Source: Jewish Educational Leadership. (14:1)

 

Ethical challenges confront each and every one of us in our daily lives. How honest should we be with our co-workers? To whom do we owe our greatest loyalty? How do we balance between our responsibility to family, community, profession, and self? The famous Mishnaic debate between the Houses of Hillel and Shamai about how to sing the praises of an unattractive bride (Kallah Rabbati 9:1) captures just one slice of the honesty conundrum and reminds us that grappling with ethics is an ancient enterprise and is very much a Jewish preoccupation.

 

Many view these kinds of challenges as obstacles to be overcome; others, however, see them as opportunities for schools to grow and find their most deeply held values. Much like a real-life Kohlbergian values-clarification exercise, the process of dealing with the challenges sometimes matters as much, if not even more than, the actual results.

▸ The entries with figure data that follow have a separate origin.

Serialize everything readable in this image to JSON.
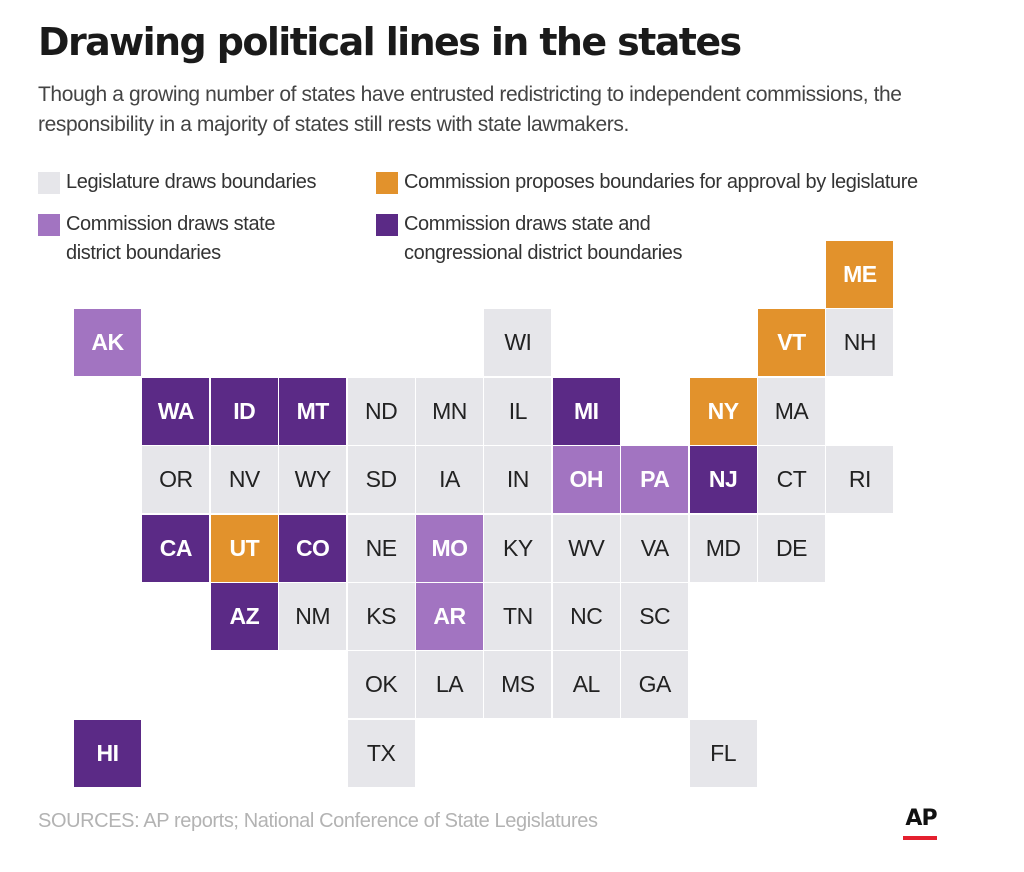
{
  "title": "Drawing political lines in the states",
  "subtitle": "Though a growing number of states have entrusted redistricting to independent commissions, the responsibility in a majority of states still rests with state lawmakers.",
  "legend": [
    {
      "key": "legislature",
      "label": "Legislature draws boundaries",
      "color": "#e6e6ea"
    },
    {
      "key": "proposes",
      "label": "Commission proposes boundaries for approval by legislature",
      "color": "#e2922c"
    },
    {
      "key": "state",
      "label": "Commission draws state district boundaries",
      "color": "#a274c1"
    },
    {
      "key": "both",
      "label": "Commission draws state and congressional district boundaries",
      "color": "#5b2a86"
    }
  ],
  "map_data": {
    "type": "tile-grid",
    "tiles": [
      {
        "state": "ME",
        "row": 0,
        "col": 11,
        "category": "proposes"
      },
      {
        "state": "AK",
        "row": 1,
        "col": 0,
        "category": "state"
      },
      {
        "state": "WI",
        "row": 1,
        "col": 6,
        "category": "legislature"
      },
      {
        "state": "VT",
        "row": 1,
        "col": 10,
        "category": "proposes"
      },
      {
        "state": "NH",
        "row": 1,
        "col": 11,
        "category": "legislature"
      },
      {
        "state": "WA",
        "row": 2,
        "col": 1,
        "category": "both"
      },
      {
        "state": "ID",
        "row": 2,
        "col": 2,
        "category": "both"
      },
      {
        "state": "MT",
        "row": 2,
        "col": 3,
        "category": "both"
      },
      {
        "state": "ND",
        "row": 2,
        "col": 4,
        "category": "legislature"
      },
      {
        "state": "MN",
        "row": 2,
        "col": 5,
        "category": "legislature"
      },
      {
        "state": "IL",
        "row": 2,
        "col": 6,
        "category": "legislature"
      },
      {
        "state": "MI",
        "row": 2,
        "col": 7,
        "category": "both"
      },
      {
        "state": "NY",
        "row": 2,
        "col": 9,
        "category": "proposes"
      },
      {
        "state": "MA",
        "row": 2,
        "col": 10,
        "category": "legislature"
      },
      {
        "state": "OR",
        "row": 3,
        "col": 1,
        "category": "legislature"
      },
      {
        "state": "NV",
        "row": 3,
        "col": 2,
        "category": "legislature"
      },
      {
        "state": "WY",
        "row": 3,
        "col": 3,
        "category": "legislature"
      },
      {
        "state": "SD",
        "row": 3,
        "col": 4,
        "category": "legislature"
      },
      {
        "state": "IA",
        "row": 3,
        "col": 5,
        "category": "legislature"
      },
      {
        "state": "IN",
        "row": 3,
        "col": 6,
        "category": "legislature"
      },
      {
        "state": "OH",
        "row": 3,
        "col": 7,
        "category": "state"
      },
      {
        "state": "PA",
        "row": 3,
        "col": 8,
        "category": "state"
      },
      {
        "state": "NJ",
        "row": 3,
        "col": 9,
        "category": "both"
      },
      {
        "state": "CT",
        "row": 3,
        "col": 10,
        "category": "legislature"
      },
      {
        "state": "RI",
        "row": 3,
        "col": 11,
        "category": "legislature"
      },
      {
        "state": "CA",
        "row": 4,
        "col": 1,
        "category": "both"
      },
      {
        "state": "UT",
        "row": 4,
        "col": 2,
        "category": "proposes"
      },
      {
        "state": "CO",
        "row": 4,
        "col": 3,
        "category": "both"
      },
      {
        "state": "NE",
        "row": 4,
        "col": 4,
        "category": "legislature"
      },
      {
        "state": "MO",
        "row": 4,
        "col": 5,
        "category": "state"
      },
      {
        "state": "KY",
        "row": 4,
        "col": 6,
        "category": "legislature"
      },
      {
        "state": "WV",
        "row": 4,
        "col": 7,
        "category": "legislature"
      },
      {
        "state": "VA",
        "row": 4,
        "col": 8,
        "category": "legislature"
      },
      {
        "state": "MD",
        "row": 4,
        "col": 9,
        "category": "legislature"
      },
      {
        "state": "DE",
        "row": 4,
        "col": 10,
        "category": "legislature"
      },
      {
        "state": "AZ",
        "row": 5,
        "col": 2,
        "category": "both"
      },
      {
        "state": "NM",
        "row": 5,
        "col": 3,
        "category": "legislature"
      },
      {
        "state": "KS",
        "row": 5,
        "col": 4,
        "category": "legislature"
      },
      {
        "state": "AR",
        "row": 5,
        "col": 5,
        "category": "state"
      },
      {
        "state": "TN",
        "row": 5,
        "col": 6,
        "category": "legislature"
      },
      {
        "state": "NC",
        "row": 5,
        "col": 7,
        "category": "legislature"
      },
      {
        "state": "SC",
        "row": 5,
        "col": 8,
        "category": "legislature"
      },
      {
        "state": "OK",
        "row": 6,
        "col": 4,
        "category": "legislature"
      },
      {
        "state": "LA",
        "row": 6,
        "col": 5,
        "category": "legislature"
      },
      {
        "state": "MS",
        "row": 6,
        "col": 6,
        "category": "legislature"
      },
      {
        "state": "AL",
        "row": 6,
        "col": 7,
        "category": "legislature"
      },
      {
        "state": "GA",
        "row": 6,
        "col": 8,
        "category": "legislature"
      },
      {
        "state": "HI",
        "row": 7,
        "col": 0,
        "category": "both"
      },
      {
        "state": "TX",
        "row": 7,
        "col": 4,
        "category": "legislature"
      },
      {
        "state": "FL",
        "row": 7,
        "col": 9,
        "category": "legislature"
      }
    ]
  },
  "source": "SOURCES: AP reports; National Conference of State Legislatures",
  "logo": {
    "text": "AP",
    "accent": "#e4202e"
  }
}
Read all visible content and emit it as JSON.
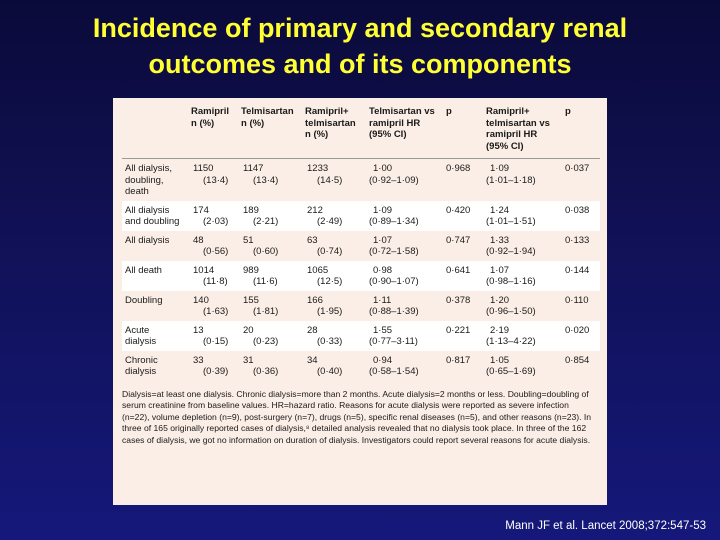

The process can help examine questions such as: Whose interests does the school place at the core? Who is involved in addressing the problem? What criteria are established for determining the most appropriate course of action? These questions touch the heart of the school’s identity, and it is questions like these to which we devote this issue of Jewish Educational Leadership.

 

We open our Research section with a study by Jeffrey Glanz on school leaders’ perception of ethical issues. We continue with Lior Misrachi’s report on a system-wide ethical challenge in Jewish day schools in Australia. At the core of the question of ethics is translating those ethics into practice. We turned to two groups of educational leaders and presented them with a series of dilemmas, and share with you a symposium based on their responses to those dilemmas.

 

Continuing our Applications section we hear from a number of former school leaders, who share with us insights based on their rich experiences: Devora Steinmetz, founder of the Beit Rabban school in Manhattan; Paul Shaviv, who devoted the bulk of his professional career to Community High School of Toronto; and Menahem Meier, founder and long-time principal of the Frisch School in Paramus, NJ.

 

As this edition of the journal was going to press, we received a fascinating Master's thesis exploring the differences between the way ethical challenges are handled by religious and secular schools in Israel. There was not enough time to even get an abstract in English, but the paper can be accessed on the journal site.

 

Levi Cooper’s From the Classics explores a fascinating case revolving around the ethics of anonymous authorship. Finally, our Perspective on Jewish Education column features Deborah Court, an insightful educator and former principal who now studies educational communities in Israel.